The League of Women Voters of San Francisco is a truly grassroots organization that sets its agenda through the Program Planning process. Every year, members help choose areas of focus for the League of Women Voters of San Francisco. Please see the details about our current initiatives below.
The League of Women Voters California is part of a coalition that qualified the California Schools and Local Communities Funding Act of 2018 for the ballot in California in 2020! On August 14, 2018, Schools and Communities First announced the submission of over 870,000 signatures to the 58 County Registrars to qualify the California Schools and Local Communities Funding Act for the November 2020 ballot. This will be the first commercial property tax reform initiative to qualify for the ballot in the 40 years since Proposition 13 passed in 1978.
The California Schools and Local Communities Funding Act restores $11 billion for schools, community colleges and other vital community services, including emergency responder services, parks, libraries, health clinics, trauma centers, affordable housing, homeless services, and roads.
At LWVSF’s Program Planning meeting in January 2019, our members voted to prioritize supporting this effort for the next two years. If you are interested in getting involved with this initiative, please email email@example.com.
The San Francisco Police Department has hundreds of reform initiatives. You deserve clear explanations of what these reforms will do. How are they prioritized? Who is responsible? Why are we making these changes? How will this impact my life? What about my neighbor’s life? How do we know if a reform is working? What if some people benefit, but other people suffer? Your questions and comments on policing practices will change what happens.
Download our Police in San Francisco FAQ Flyer.
If you are interested in getting involved with this initiative, please email firstname.lastname@example.org.

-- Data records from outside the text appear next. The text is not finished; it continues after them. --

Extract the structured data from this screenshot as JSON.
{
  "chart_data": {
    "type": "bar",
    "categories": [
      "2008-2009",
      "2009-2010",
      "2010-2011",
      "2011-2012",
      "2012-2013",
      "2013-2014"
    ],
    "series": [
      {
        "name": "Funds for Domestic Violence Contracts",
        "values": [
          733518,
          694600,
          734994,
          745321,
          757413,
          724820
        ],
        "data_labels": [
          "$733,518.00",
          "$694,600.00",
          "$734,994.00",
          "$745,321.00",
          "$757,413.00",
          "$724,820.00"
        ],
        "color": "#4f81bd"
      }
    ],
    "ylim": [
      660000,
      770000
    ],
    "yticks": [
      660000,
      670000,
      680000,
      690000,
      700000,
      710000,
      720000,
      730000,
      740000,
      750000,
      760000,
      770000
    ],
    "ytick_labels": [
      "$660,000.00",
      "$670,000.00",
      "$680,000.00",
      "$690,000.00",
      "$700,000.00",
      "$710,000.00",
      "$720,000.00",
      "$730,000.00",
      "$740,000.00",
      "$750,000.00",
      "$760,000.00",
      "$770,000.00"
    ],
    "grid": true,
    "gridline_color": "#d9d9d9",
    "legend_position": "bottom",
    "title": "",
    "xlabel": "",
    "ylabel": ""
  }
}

San Francisco Administrative Code Chapter 67—the Sunshine Ordinance—is San Francisco’s open government law, enacted in 1993 by the Board of Supervisors and signed by former Mayor Frank Jordan. San Francisco voters amended and approved the current version of the Ordinance in November 1999 as Proposition G. The ordinance is based on the California Public Records Act and the state open meetings law, which is known as the Ralph M. Brown Act. It draws additional authority from Article I, Section 3 of the California Constitution and is intended to ensure and broaden the public’s access to local government guaranteed by state law.
The League maintains a permanent seat on the Sunshine Ordinance Task Force. Our Advocacy Team continues to educate voters about the Sunshine Ordinance and support efforts to strengthen the legislation through an upcoming ballot proposition.